VRA in Congress
Traditionally, most powers to register voters and protect the right to vote have fallen to state and local officials. Following the March 1965 attack on civil rights demonstrators in Selma, Alabama, Congress needed to decide whether the Federal Government should shift this balance of power.
On March 17, the Johnson Administration sent a voting rights bill to the Senate and the House of Representatives that broadly aimed to eliminate restrictions that disenfranchised qualified voters, particularly in areas where there was a record of previous discrimination.
The proposed bill (S.1564 in the Senate and H.R.6400 in the House) had strong bipartisan support, but Congress spent several months debating various aspects of the legislation, including poll taxes and automatic triggers.

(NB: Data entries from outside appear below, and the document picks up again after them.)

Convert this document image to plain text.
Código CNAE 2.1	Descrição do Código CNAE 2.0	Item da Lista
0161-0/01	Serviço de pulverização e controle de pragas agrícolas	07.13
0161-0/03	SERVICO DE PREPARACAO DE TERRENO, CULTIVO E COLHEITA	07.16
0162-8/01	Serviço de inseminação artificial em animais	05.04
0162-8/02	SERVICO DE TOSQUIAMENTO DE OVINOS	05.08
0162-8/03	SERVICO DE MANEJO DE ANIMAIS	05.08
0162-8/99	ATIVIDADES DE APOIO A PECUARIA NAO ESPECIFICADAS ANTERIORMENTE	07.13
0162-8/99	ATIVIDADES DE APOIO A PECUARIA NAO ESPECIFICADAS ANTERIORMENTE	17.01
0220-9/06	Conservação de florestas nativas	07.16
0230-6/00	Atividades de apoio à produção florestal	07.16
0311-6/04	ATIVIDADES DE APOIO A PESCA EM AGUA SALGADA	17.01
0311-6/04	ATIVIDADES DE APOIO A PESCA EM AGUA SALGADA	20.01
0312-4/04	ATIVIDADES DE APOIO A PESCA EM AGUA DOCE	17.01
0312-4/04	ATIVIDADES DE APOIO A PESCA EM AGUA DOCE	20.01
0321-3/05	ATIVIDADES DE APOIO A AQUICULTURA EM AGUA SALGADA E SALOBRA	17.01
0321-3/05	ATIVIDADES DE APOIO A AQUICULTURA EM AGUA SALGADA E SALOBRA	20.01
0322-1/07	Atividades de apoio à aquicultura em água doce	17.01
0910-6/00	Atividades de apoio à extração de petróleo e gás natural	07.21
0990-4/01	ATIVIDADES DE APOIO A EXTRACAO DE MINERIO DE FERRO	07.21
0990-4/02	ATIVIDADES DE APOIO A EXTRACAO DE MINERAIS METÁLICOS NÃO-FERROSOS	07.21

Poll taxes, taxes levied by many states as a prerequisite to voter registration, were banned in federal elections with the 1964 ratification of the Twenty-fourth Amendment. However, the administration and many senators believed a federal ban on poll taxes in state and local elections would be ruled unconstitutional.
Another aspect of the bill automatically “triggered” certain actions, such as outlawing literacy tests and requiring states or counties where discriminatory practices were in place to seek federal “preclearance” before establishing new voting laws. Some argued that automatic triggers were arbitrary and discriminatory to states.